A few things I take from this–we ALL have different callings–and we need to have the same spirit and the same purpose in pointing one another to Christ. Not all of us will be called to do this or that–and we need to simply encourage one another. SOME will be called to have Duggar size families–and others no children at all so they can do fully whatever the Lord has for them. It is about HIM being glorified and NOTHING to do with what we have done.
Secondly, I have really been trying to NOT complain about my health or hurt. I can’t tell you what JOY He has given me as I surrender complaints to Him and give everything to Him instead of letting complaints leave my mouth. I can’t always see with my right eye–but I CAN always see with my left! I am trying in the midst of frustrating things to find things to rejoice in! And surely–I can’t complain about not being able to grow again…He has given me such a beautiful family–I am thankful!!! Mother Teresa said it is not HOW MANY you love–but how MUCH you love! I need to love the many He has ALREADY given me with MUCH, MUCH, MUCH! I do believe my hands and heart are quite full:).
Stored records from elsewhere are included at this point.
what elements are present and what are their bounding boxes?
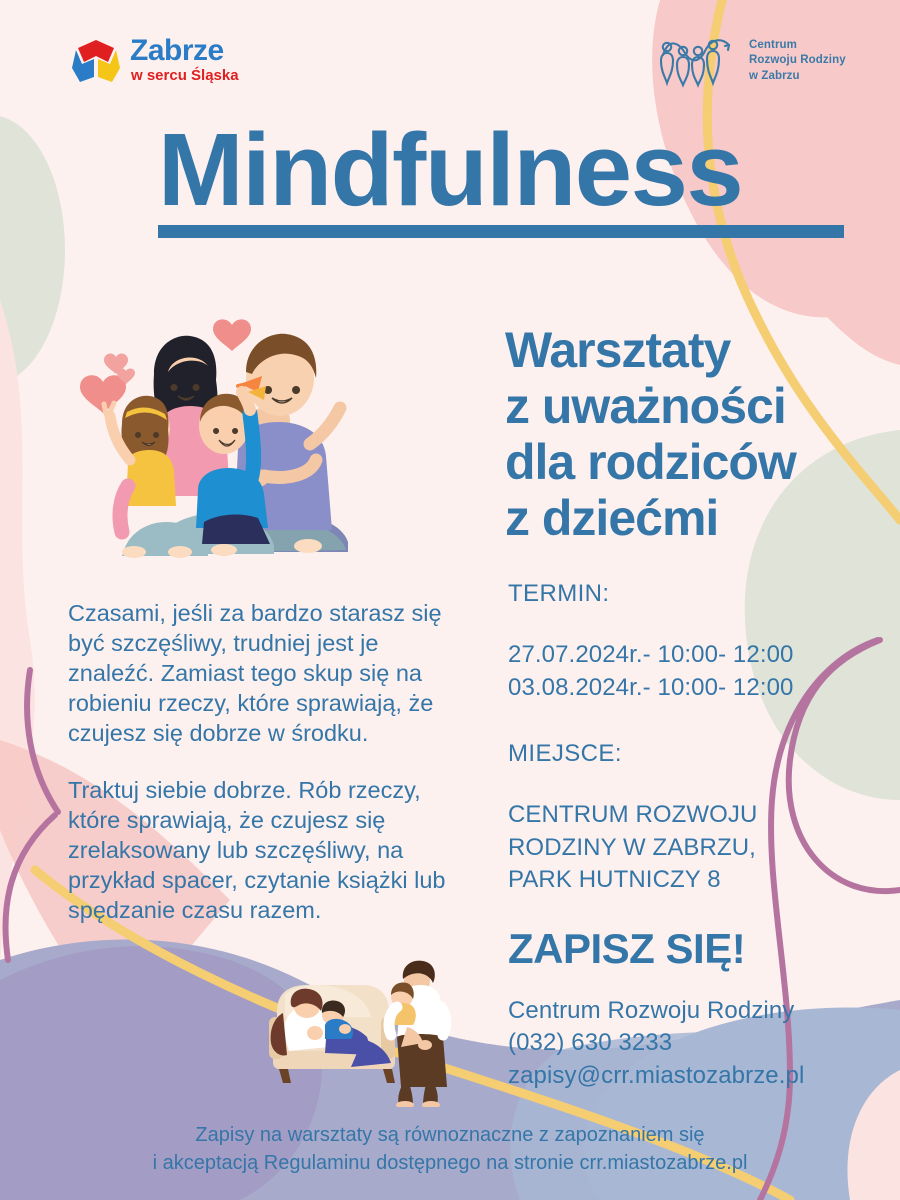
miejsce-block: MIEJSCE: CENTRUM ROZWOJU RODZINY W ZABRZ…: [508, 738, 898, 896]
poster-canvas: Zabrze w sercu Śląska Centrum Rozwoju Ro…: [0, 0, 900, 1200]
family-sofa-illustration: [255, 955, 487, 1107]
contact-value: Centrum Rozwoju Rodziny (032) 630 3233 z…: [508, 995, 898, 1092]
termin-block: TERMIN: 27.07.2024r.- 10:00- 12:00 03.08…: [508, 578, 898, 704]
crr-logo-line-2: Rozwoju Rodziny: [749, 53, 846, 68]
miejsce-line-1: CENTRUM ROZWOJU: [508, 799, 898, 831]
contact-email[interactable]: zapisy@crr.miastozabrze.pl: [508, 1060, 898, 1092]
contact-phone[interactable]: (032) 630 3233: [508, 1027, 898, 1059]
termin-label: TERMIN:: [508, 578, 898, 609]
crr-logo-people-icon: [655, 33, 741, 89]
footer-line-1: Zapisy na warsztaty są równoznaczne z za…: [0, 1122, 900, 1150]
footer-note: Zapisy na warsztaty są równoznaczne z za…: [0, 1122, 900, 1177]
headline: Warsztaty z uważności dla rodziców z dzi…: [505, 322, 885, 546]
footer-line-2: i akceptacją Regulaminu dostępnego na st…: [0, 1150, 900, 1178]
crr-logo-line-3: w Zabrzu: [749, 69, 846, 84]
poster-title: Mindfulness: [0, 118, 900, 221]
headline-line-3: dla rodziców: [505, 434, 885, 490]
miejsce-line-3: PARK HUTNICZY 8: [508, 864, 898, 896]
body-paragraph-1: Czasami, jeśli za bardzo starasz się być…: [68, 598, 458, 748]
signup-cta: ZAPISZ SIĘ!: [508, 925, 745, 973]
miejsce-line-2: RODZINY W ZABRZU,: [508, 832, 898, 864]
zabrze-logo-tagline: w sercu Śląska: [130, 66, 239, 84]
sofa-father-figure: [389, 961, 447, 1107]
contact-block: Centrum Rozwoju Rodziny (032) 630 3233 z…: [508, 995, 898, 1092]
title-underline-rule: [158, 225, 844, 238]
headline-line-4: z dziećmi: [505, 490, 885, 546]
family-hearts-illustration: [72, 300, 362, 572]
headline-line-1: Warsztaty: [505, 322, 885, 378]
zabrze-logo-mark: [72, 40, 120, 82]
poster-title-wrapper: Mindfulness: [0, 118, 900, 221]
zabrze-logo: Zabrze w sercu Śląska: [56, 28, 286, 90]
miejsce-label: MIEJSCE:: [508, 738, 898, 769]
termin-value: 27.07.2024r.- 10:00- 12:00 03.08.2024r.-…: [508, 639, 898, 704]
body-paragraph-2: Traktuj siebie dobrze. Rób rzeczy, które…: [68, 775, 458, 925]
miejsce-value: CENTRUM ROZWOJU RODZINY W ZABRZU, PARK H…: [508, 799, 898, 896]
contact-organisation: Centrum Rozwoju Rodziny: [508, 995, 898, 1027]
headline-line-2: z uważności: [505, 378, 885, 434]
termin-date-2: 03.08.2024r.- 10:00- 12:00: [508, 672, 898, 704]
crr-logo-text: Centrum Rozwoju Rodziny w Zabrzu: [749, 38, 846, 84]
zabrze-logo-wordmark: Zabrze: [130, 34, 224, 67]
crr-logo: Centrum Rozwoju Rodziny w Zabrzu: [655, 30, 875, 92]
termin-date-1: 27.07.2024r.- 10:00- 12:00: [508, 639, 898, 671]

Thirdly, I’m thankful for what He is teaching me in this time of hardship. BECAUSE HE BRINGS ME COMFORT! His Word tells us that we are to comfort those with the same comfort we receive from Him so they might see Him. This scripture above says, “BUT EVEN IF I AM POURED OUT LIKE A DRINK OFFERING ON THE SACRIFICE…I AM GLAD!” Being poured out as a drink offering is what was done after a sacrifice was made. It’s being willing to sacrifice for others. When we go through hard times–some times it’s so we can minister better to others and bring more glory to Him through it. A few months ago, I would have probably pitched a fit like Frankie baby that I didn’t want to be a drink offering…but today–I can honestly say that I am glad.
Truly–His plans are perfect. I can’t wait to see if and how He heals. I am excited to see how a little princess in China will tie back into our story ONE day. And I’m so thankful for how life has slowed down in our home so I can focus on the ones He has already trusted into my care. I know that He loves me…that His plans are good–and I know as I take time to rest and slow down–I will continue to hear my Shepherd’s voice.
Be encouraged. Stay strong…He is with you all the way!